No âmbito da capital do Estado Alfa, havia grande insatisfação dos usuários dos serviços odontológicos, acessados a partir de planos de serviços oferecidos por sociedades empresárias privadas. Conforme pesquisas de opinião realizadas junto a usuários e prestadores de serviço, constatou-se que a fonte da insatisfação seria a defasagem da tabela de procedimentos odontológicos, o que influía nos materiais utilizados e no tempo que cada profissional poderia dedicar aos seus pacientes, o que geraria reflexos na qualidade do serviço. A partir de requerimentos apresentados por diversas associações de proteção ao consumidor, o Governador do Estado Alfa solicitou que sua assessoria esclarecesse se o Estado poderia legislar sobre a matéria, dispondo sobre os valores mínimos da tabela, sendo-lhe corretamente informado que a competência legislativa era
- A)concorrente entre a União, os Estados e o Distrito Federal, sendo permitido aos Municípios suplementar a norma editada.
Errada, porque a matéria não é de competência concorrente, já que não se trata de norma geral de proteção ao consumidor editada em regime concorrente, mas de disciplina contratual/econômica típica de competência privativa da União.

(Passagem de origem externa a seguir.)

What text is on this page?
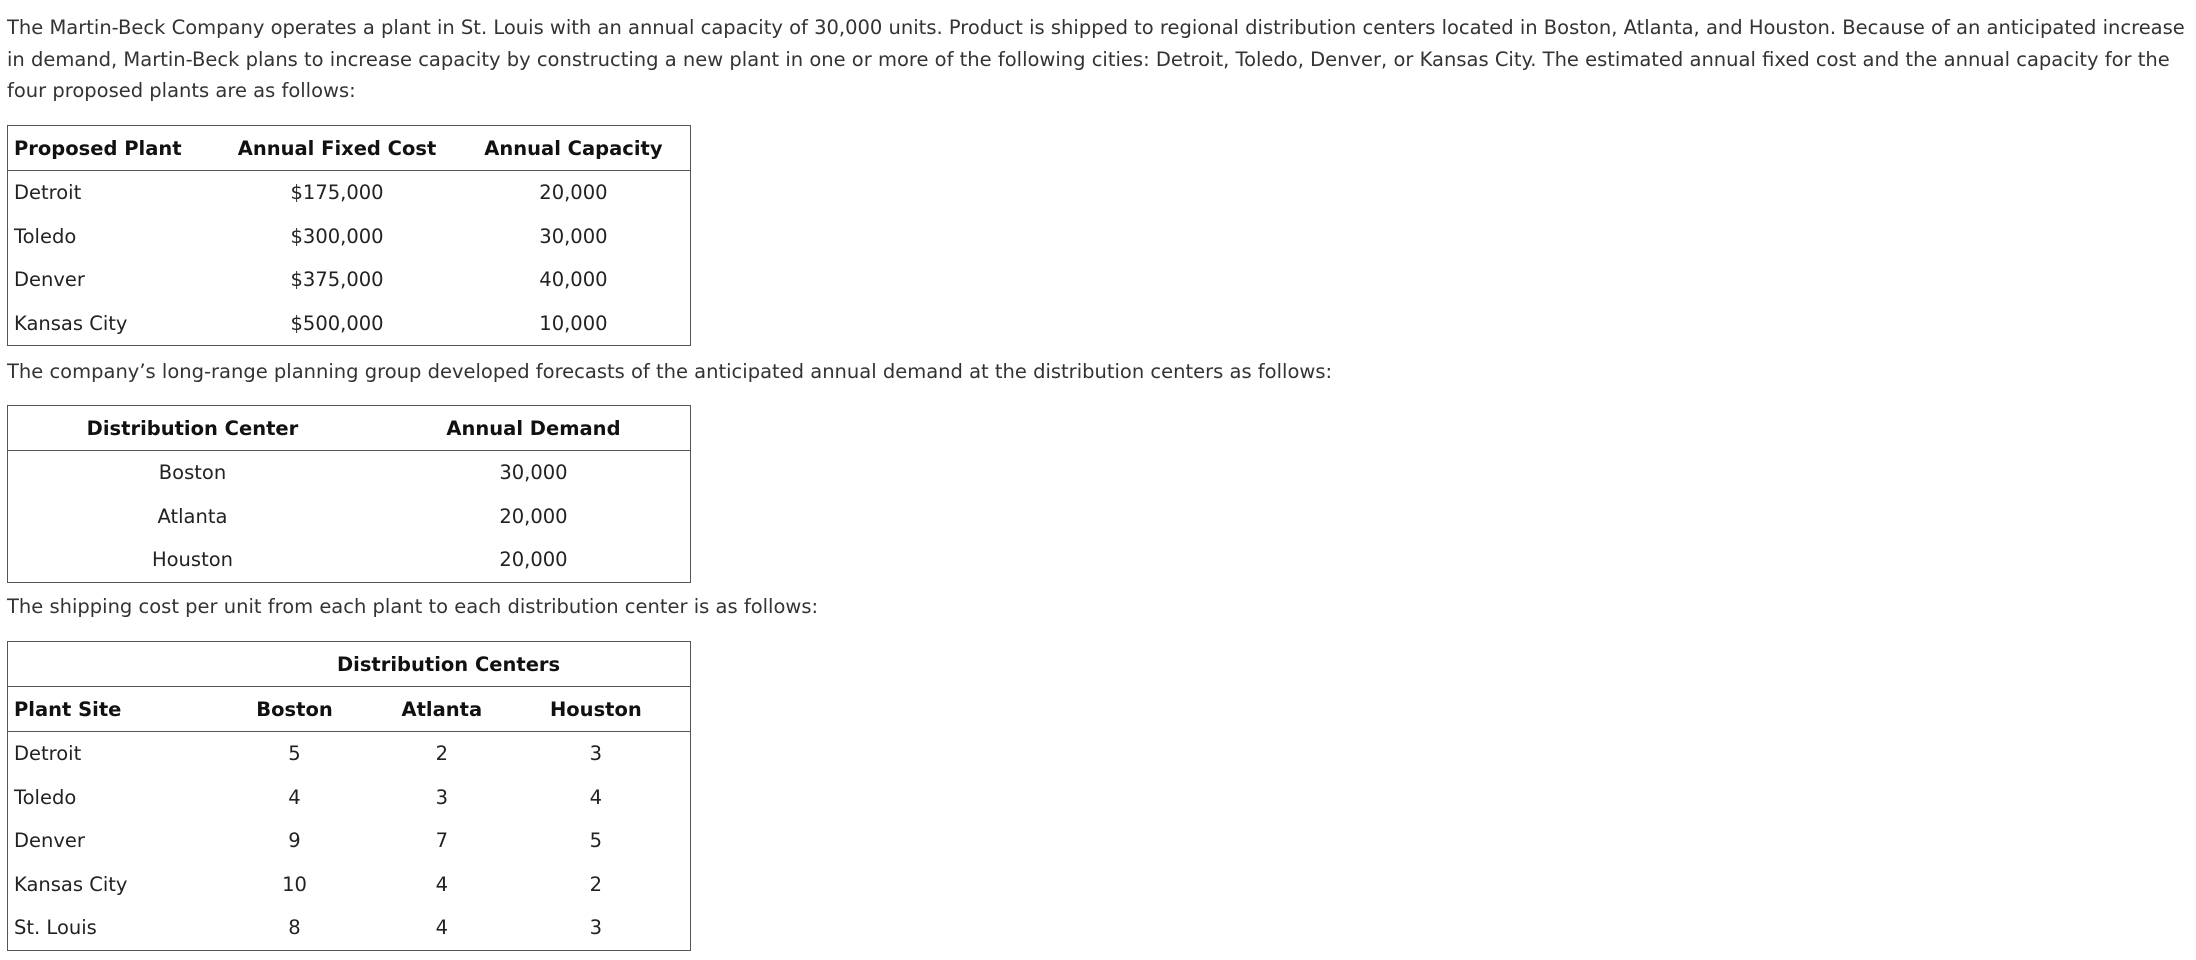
The Martin-Beck Company operates a plant in St. Louis with an annual capacity of 30,000 units. Product is shipped to regional distribution centers located in Boston, Atlanta, and Houston. Because of an anticipated increase in demand, Martin-Beck plans to increase capacity by constructing a new plant in one or more of the following cities: Detroit, Toledo, Denver, or Kansas City. The estimated annual fixed cost and the annual capacity for the four proposed plants are as follows:

Proposed Plant	Annual Fixed Cost	Annual Capacity
Detroit	$175,000	20,000
Toledo	$300,000	30,000
Denver	$375,000	40,000
Kansas City	$500,000	10,000

The company’s long-range planning group developed forecasts of the anticipated annual demand at the distribution centers as follows:

Distribution Center	Annual Demand
Boston	30,000
Atlanta	20,000
Houston	20,000

The shipping cost per unit from each plant to each distribution center is as follows:

	Distribution Centers		
Plant Site	Boston	Atlanta	Houston
Detroit	5	2	3
Toledo	4	3	4
Denver	9	7	5
Kansas City	10	4	2
St. Louis	8	4	3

- B)privativa da União, mas seria possível que os Estados fossem autorizados a legislar sobre questões específicas da referida matéria.
Certa, porque a competência é privativa da União, mas a Constituição admite autorização aos Estados para legislar sobre questões específicas por lei complementar, nos termos do art. 22, parágrafo único.
- C)exclusiva da União, o que acarretava a impossibilidade de ser exercida pelos demais entes federativos, não sendo admitida a sua delegação.
Errada, porque não se trata de competência exclusiva da União, e sim privativa, categoria que admite delegação aos Estados nos termos constitucionais.
- D)comum entre todos os entes federativos, sendo que os entes menores estão vinculados aos parâmetros estabelecidos pelos entes maiores.
Errada, porque não é matéria de competência comum, que se refere a atuações administrativas paralelas dos entes federativos, e não à edição de normas sobre tabela de procedimentos odontológicos.
- E)do Município, considerando que a questão era predominantemente local, estando adstrita à capital do Estado Alfa, não alcançando a integralidade do seu território.
Errada, porque o fato de a situação ocorrer na capital do Estado não transforma a matéria em interesse local municipal, já que o tema tem natureza contratual e econômica, com alcance que supera o âmbito municipal.
Gabarito: B
A questão gira em torno de quem pode legislar sobre a regulação dos planos de serviços odontológicos privados, especialmente sobre a tabela mínima de procedimentos e valores. Aqui, o ponto central não é organizar o serviço público de saúde, mas interferir em uma atividade privada contratual e econômica, com impacto direto em obrigações entre particulares. Nessas hipóteses, a competência legislativa costuma cair no art. 22 da Constituição, que trata das matérias de competência privativa da União. Em especial, temas ligados a direito civil, comercial e à estrutura de relações contratuais privadas ficam, em regra, na esfera federal. É por isso que o Estado Alfa não pode simplesmente criar, por conta própria, uma tabela mínima obrigatória para esse mercado. O detalhe que torna a alternativa B correta é o art. 22, parágrafo único, da Constituição: a União pode autorizar os Estados a legislar sobre questões específicas das matérias relacionadas no art. 22, por meio de lei complementar. Ou seja, a competência é da União, mas pode haver delegação legislativa pontual para os Estados. Sem essa autorização, o Estado não pode inovar na matéria. Então, a resposta certa é B: a competência é privativa da União, mas os Estados podem ser autorizados a legislar sobre pontos específicos. A banca gosta muito dessa diferença entre competência privativa e delegação por lei complementar, então vale ficar atento, porque o enunciado tenta parecer um problema local, mas o núcleo é de direito privado e regulação contratual.